During chin-ups, avoiding swing – especially on your negative reps – shows that you’ve got a good idea of how to do the lift. The same thing applies to dips. Committing to a torso angle that you can keep for the duration of the entire set is a beautiful thing.

You have no business grabbing a bar and loading it to oblivion before you’ve mastered this skill (not that you’d be able to lift that much, anyhow).

One More Thing: Prepare for Setbacks

There’s nothing inherently “natural” about wanting to get as big and strong as humanly possible. That’s why it takes so much discipline.

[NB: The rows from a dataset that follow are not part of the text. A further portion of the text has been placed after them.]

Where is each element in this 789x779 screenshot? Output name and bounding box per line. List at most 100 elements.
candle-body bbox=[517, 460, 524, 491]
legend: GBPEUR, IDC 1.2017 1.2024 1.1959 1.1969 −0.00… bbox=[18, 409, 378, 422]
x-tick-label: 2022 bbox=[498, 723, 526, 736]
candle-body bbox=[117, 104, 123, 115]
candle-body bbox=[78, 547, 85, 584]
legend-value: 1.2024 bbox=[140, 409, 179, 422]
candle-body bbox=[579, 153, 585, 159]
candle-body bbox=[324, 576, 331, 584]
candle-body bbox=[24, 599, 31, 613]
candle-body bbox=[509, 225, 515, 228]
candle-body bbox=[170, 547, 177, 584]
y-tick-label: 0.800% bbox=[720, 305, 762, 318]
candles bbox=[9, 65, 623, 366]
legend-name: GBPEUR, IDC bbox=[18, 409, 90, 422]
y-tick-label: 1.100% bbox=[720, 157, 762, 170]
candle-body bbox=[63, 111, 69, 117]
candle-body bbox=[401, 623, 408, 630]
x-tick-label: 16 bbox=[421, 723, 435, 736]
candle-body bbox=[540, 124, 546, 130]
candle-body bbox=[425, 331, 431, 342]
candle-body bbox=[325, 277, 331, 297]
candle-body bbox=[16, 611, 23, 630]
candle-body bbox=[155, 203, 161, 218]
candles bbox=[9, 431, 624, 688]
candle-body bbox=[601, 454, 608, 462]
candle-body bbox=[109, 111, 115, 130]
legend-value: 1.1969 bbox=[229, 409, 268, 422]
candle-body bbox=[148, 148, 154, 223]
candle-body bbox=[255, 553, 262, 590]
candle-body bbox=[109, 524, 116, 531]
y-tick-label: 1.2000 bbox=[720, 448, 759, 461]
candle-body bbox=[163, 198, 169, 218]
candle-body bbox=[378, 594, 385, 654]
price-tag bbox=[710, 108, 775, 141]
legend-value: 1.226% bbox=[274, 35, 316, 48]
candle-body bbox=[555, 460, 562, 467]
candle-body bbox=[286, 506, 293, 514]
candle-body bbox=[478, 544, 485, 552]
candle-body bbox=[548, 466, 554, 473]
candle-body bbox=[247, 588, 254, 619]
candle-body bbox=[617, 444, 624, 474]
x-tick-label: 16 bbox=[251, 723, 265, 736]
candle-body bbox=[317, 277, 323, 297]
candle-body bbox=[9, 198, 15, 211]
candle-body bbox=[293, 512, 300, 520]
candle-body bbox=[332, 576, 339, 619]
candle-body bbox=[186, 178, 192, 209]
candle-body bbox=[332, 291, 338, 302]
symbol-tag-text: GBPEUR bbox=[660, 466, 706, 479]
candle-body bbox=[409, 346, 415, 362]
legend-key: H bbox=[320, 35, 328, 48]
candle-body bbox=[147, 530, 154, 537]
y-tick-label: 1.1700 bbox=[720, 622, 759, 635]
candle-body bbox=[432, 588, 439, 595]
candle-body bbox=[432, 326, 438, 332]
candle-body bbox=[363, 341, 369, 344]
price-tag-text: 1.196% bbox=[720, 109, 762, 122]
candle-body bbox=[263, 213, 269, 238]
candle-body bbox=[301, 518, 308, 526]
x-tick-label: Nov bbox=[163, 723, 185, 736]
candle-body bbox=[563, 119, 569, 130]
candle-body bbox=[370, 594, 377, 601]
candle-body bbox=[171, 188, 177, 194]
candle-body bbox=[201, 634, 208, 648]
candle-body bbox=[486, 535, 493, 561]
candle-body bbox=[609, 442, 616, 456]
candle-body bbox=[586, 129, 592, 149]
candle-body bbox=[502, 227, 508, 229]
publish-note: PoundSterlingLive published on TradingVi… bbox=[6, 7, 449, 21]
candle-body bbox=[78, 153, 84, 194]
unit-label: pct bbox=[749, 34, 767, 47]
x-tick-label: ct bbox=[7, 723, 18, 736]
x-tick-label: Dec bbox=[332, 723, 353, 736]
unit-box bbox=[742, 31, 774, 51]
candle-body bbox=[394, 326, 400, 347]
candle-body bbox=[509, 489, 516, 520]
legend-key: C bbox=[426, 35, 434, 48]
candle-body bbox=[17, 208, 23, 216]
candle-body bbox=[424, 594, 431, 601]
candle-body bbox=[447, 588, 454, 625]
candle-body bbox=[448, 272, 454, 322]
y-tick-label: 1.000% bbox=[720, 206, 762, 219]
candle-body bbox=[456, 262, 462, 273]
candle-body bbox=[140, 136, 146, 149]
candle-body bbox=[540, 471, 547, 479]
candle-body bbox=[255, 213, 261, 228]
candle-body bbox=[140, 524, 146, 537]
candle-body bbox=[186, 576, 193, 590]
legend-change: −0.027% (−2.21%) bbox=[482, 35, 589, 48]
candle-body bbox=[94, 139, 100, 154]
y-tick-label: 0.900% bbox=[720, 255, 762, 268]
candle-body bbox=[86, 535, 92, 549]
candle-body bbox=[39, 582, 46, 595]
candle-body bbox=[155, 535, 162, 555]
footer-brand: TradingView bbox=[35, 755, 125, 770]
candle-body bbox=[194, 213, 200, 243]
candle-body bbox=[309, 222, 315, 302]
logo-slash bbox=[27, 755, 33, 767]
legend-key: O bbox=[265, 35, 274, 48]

Realize that getting there is going to come with some hiccups. You won’t hear anyone really big or really strong tell you that their path to moving huge numbers has been injury free. It just doesn’t work that way.

Given you’re not some genetic freak, working towards a goal of a 500-pound bench or a gargantuan set of pecs and shoulders is going to mean moving heavy stuff a whole lot of times. And repeatedly placing the joints under that much loading will result in joint stress or tendonitis, if not some acute injury.

It’s much better to anticipate some form of overuse syndrome than to play blind and act like you’ll be invincible because you’ve figured it out. Even in the case of a smart lifter with solid programming, it’s more or less inevitable.

Instead of being blind to it, it’s better to be prepared. Be ready to manage these issues as soon as they surface by having a good regimen of mobility work and an adept practitioner of chiropractic or massage in your corner for regular tune-ups.